An action aimed at greater influence of intellectuals in the country's social and political life was undertaken around 1910, when he participated in the call made by Jesús Castellanos to create the Society of Conferences, which he founded together with the Dominican intellectual, residing in Cuba, Pedro Henríquez Ureña.

Within the same trend opened by Castellanos, the magazine Cuba Contemporánea was framed, to which he joined as a contributor, taking charge, around 1919, of its Bibliographic Section, when Henríquez Ureña ceased this work.

He deployed a most important work as a critic of books appearing in Cuba from American countries. A task that led him to delve deeper into continental problems and become acquainted with the predominant ideological forces at those moments. His work at Cuba Contemporánea extended to his role as chief and secretary of the editorial board.

In 1925 he earned his doctorate in Law from the University of Havana, but already, from two years before, he figured among the members of the Cuban Society of International Law, subsequently serving as legal consultant to the Department of State (1929), specialized in international problems. His articles on these matters appeared in the Yearbook of the Society of International Law.

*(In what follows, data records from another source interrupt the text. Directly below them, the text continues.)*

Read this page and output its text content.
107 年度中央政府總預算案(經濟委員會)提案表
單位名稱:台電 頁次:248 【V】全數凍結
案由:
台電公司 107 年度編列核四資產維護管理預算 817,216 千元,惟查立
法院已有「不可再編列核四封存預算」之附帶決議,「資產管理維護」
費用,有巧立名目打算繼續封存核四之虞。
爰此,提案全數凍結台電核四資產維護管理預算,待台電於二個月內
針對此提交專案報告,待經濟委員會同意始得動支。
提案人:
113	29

In 1925 he published his work Defenseless America: American Intervention in Central America, which achieved true notoriety. He substantiated with figures and arguments that America found itself more unprotected than in Bolívar's century, which is why it was urgent to remedy this evil through the sincere word of union, affection, and fraternity.

Without having active participation in the events that culminated in the overthrow of Gerardo Machado's government, and without affiliating with the Minorista Group, he integrated the intellectual projects in which members of the first and second republican generations coincided. In the 1930s he began to collaborate in Revista de La Habana, in which he shared editorial responsibility with Antonio Sánchez de Bustamante, Antonio Fernández de Castro, Luis Gómez Wangüemert, Emilio Roig de Leuchsenring, and José Zacarías Tallet, among others. His works on contemporary writers, appearing in this publication, gained the praise of knowledgeable people.

In full coincidence with the predominance achieved by the essay genre after the 1930s, he joined a current that emphasized historical matters, related to both the history of Cuba and that of America. Among his most significant works from that period are: Father Varela in the Spanish Courts of 1822-1823 (1937), Arango and Parreño. Essay on the Interpretation of Cuban Economic Reality (1937), "The Cuban, Ostrich of the Tropics" (1939), "Origins of Cuban Literature" (1939), as well as a series of three monographs dedicated to patriotic symbols; in particular, the flag, the coat of arms, and the national anthem.

In 1939 he joined the editorial commission of Revista Bimestre Cubana, refounded by Fernando Ortiz in 1910, and which underwent adjustments in July-August of 1936. In addition to his functions as editor and commission member, he assumed the secretaryship of the publication.

He participated as a contributor in the History of the Cuban Nation, published in 1953, in 10 volumes, by the team made up of Ramiro Guerra y Sánchez, José Manuel Pérez Cabrera, Juan J. Remos, and Emeterio Santovenia. His contribution was in the sixth volume, with "Autonomism and Other Political Parties."

After the triumph of the Cuban Revolution, in 1962 he became connected to the figure of the City Historian, Emilio Roig de Leuchsenring, with whom he participated in his cultural promotion work.

This outstanding narrator, journalist, and essayist, in addition to his multiple contributions to Cuban newspapers and magazines, wrote in La Revue de l'Amérique (France), Nosotros (Argentina), Repertorio Americano (Costa Rica), Ariel (Honduras), and Rodó (Chile).

The most revealing aspect of his work was directed toward the strengthening of our nationality, after the full triumph of independence ideals was not achieved in 1902.